One internal file tracking YouTube music intake alone recorded 2,013,545 music tracks. These millions of recordings span decades of sound, and the appetite isn’t limited to music.

The hacker claimed to have accessed records associated with hundreds of thousands of customers, including emails, phone numbers, and Stripe-related information. Sonu doubts that sensitive personal information is at risk.

The company says it identified the incident as November 2025 and described it as “limited.” Suno determined that the exposure primarily related to legacy source code that was no longer in use and concluded that individual customer notifications were not required under applicable privacy laws. Users are only now discovering this through news coverage.

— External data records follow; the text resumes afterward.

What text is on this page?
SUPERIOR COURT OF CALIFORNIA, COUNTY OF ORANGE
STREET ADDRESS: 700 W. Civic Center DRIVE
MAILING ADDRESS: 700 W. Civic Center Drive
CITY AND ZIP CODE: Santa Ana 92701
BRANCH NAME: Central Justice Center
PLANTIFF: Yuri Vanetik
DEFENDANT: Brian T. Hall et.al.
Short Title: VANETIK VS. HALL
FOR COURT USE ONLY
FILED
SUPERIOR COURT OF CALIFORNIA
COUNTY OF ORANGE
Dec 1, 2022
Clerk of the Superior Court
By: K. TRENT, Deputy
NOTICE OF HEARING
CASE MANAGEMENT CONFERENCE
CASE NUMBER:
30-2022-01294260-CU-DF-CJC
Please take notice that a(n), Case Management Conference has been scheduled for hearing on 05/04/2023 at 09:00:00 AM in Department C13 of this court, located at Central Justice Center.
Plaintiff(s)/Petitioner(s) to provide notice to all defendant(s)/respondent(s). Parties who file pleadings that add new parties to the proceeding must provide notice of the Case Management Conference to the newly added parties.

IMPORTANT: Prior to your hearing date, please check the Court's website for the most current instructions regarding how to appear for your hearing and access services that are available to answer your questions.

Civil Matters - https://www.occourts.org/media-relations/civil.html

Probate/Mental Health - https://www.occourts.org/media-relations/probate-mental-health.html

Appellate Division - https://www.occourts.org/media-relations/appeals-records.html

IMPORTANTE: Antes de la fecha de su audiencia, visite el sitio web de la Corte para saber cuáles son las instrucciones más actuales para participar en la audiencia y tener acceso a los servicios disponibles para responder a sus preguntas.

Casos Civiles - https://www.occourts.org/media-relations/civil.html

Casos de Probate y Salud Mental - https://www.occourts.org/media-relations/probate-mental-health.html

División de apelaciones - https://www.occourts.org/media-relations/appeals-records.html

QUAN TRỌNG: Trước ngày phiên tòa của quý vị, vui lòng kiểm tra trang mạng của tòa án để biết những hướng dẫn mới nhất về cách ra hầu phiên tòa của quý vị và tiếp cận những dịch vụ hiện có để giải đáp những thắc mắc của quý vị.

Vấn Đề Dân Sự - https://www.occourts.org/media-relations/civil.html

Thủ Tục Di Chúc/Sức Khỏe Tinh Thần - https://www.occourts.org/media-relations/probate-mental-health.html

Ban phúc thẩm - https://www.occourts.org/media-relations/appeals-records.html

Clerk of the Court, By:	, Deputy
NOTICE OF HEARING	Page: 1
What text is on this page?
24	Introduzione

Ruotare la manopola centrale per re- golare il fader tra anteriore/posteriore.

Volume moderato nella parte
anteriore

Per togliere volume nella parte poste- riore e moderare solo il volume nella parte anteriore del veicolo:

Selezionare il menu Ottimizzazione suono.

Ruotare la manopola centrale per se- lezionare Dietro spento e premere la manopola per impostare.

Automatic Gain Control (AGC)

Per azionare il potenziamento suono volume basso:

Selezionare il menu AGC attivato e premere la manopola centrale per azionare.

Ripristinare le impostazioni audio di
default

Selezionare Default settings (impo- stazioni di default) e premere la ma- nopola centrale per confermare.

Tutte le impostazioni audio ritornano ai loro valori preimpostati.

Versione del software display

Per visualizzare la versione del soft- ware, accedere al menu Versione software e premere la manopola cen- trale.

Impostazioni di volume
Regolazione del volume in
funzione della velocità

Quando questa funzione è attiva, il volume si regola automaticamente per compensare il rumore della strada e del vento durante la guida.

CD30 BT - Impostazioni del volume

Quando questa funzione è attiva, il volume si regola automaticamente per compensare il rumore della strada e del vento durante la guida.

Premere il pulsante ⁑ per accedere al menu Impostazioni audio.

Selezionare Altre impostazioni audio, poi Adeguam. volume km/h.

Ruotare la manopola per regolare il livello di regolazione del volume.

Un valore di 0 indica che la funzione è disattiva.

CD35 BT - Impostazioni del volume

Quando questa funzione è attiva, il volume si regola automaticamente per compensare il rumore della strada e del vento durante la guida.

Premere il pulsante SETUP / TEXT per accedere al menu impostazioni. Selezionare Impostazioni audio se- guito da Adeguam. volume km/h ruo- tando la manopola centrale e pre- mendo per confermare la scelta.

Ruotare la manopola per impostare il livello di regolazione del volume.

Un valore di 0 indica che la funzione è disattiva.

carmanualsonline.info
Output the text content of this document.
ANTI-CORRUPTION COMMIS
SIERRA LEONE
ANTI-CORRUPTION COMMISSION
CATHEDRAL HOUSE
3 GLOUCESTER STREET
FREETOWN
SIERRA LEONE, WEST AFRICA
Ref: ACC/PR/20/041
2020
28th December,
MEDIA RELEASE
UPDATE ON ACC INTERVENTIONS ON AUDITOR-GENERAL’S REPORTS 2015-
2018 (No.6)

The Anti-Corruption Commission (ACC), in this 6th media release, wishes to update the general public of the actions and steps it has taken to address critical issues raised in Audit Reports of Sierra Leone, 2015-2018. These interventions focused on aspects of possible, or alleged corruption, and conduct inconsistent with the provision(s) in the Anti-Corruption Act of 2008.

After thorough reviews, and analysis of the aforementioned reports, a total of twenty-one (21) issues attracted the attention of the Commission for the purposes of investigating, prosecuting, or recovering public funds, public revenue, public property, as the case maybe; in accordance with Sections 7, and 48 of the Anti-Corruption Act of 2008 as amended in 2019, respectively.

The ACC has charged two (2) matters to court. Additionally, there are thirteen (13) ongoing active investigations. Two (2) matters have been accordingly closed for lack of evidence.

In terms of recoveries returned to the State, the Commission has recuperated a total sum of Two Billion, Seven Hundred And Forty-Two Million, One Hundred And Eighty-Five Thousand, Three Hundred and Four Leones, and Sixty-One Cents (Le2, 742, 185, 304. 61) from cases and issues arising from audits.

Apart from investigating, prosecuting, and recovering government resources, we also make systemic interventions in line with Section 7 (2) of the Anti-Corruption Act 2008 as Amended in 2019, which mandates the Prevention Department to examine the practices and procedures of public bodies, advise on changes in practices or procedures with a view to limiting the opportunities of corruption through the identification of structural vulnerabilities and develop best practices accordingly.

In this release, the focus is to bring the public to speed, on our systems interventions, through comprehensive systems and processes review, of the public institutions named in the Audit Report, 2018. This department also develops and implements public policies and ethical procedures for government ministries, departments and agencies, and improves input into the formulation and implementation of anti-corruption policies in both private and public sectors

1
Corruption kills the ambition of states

Here’s the thing: Suno has told anyone who wants to read its website that something like this happens. Under California’s 2013 AB law — which requires AI companies to disclose their training practices — the company publicly I confess Its training data may include music that is “subject to intellectual property protection,” and the collection is included in tens of millions of publicly available music audio files. What the hack adds is privacy: the legal recording was opaque by design, while the leaked code was not.

The scope of AI music training was already clear before anyone hacked anything. In June 2026, Atlantic Four searchable databases published Documentation of the music used to train the AI ​​models – one with 12 million audio clips, another with 9 million audio clips, and two more with about 100,000 audio clips each. You can search for your favorite artist before the hacker hands over the source code to anyone.

The Recording Industry Association of America had claimed a 2025 amendment to its original version 2024 Lawsuit filed against Sono That the company was copying songs directly from YouTube — an accusation that Suno disputed under the fair use defense. The lawsuit seeks $150,000 for each incident of violation. The hacked source code confirms the RIAA’s central claim.

Udio, which was targeted in a parallel lawsuit filed by the same coalition of major brands, He settled with Warner Music in November 2025 and is now moving to a licensed platform. Suno’s case with Sony and UMG remains active in federal court; The company’s valuation is at $5.4 billion With about 100 million users on the platform.

Suno did not immediately respond to a request for comment Decryption.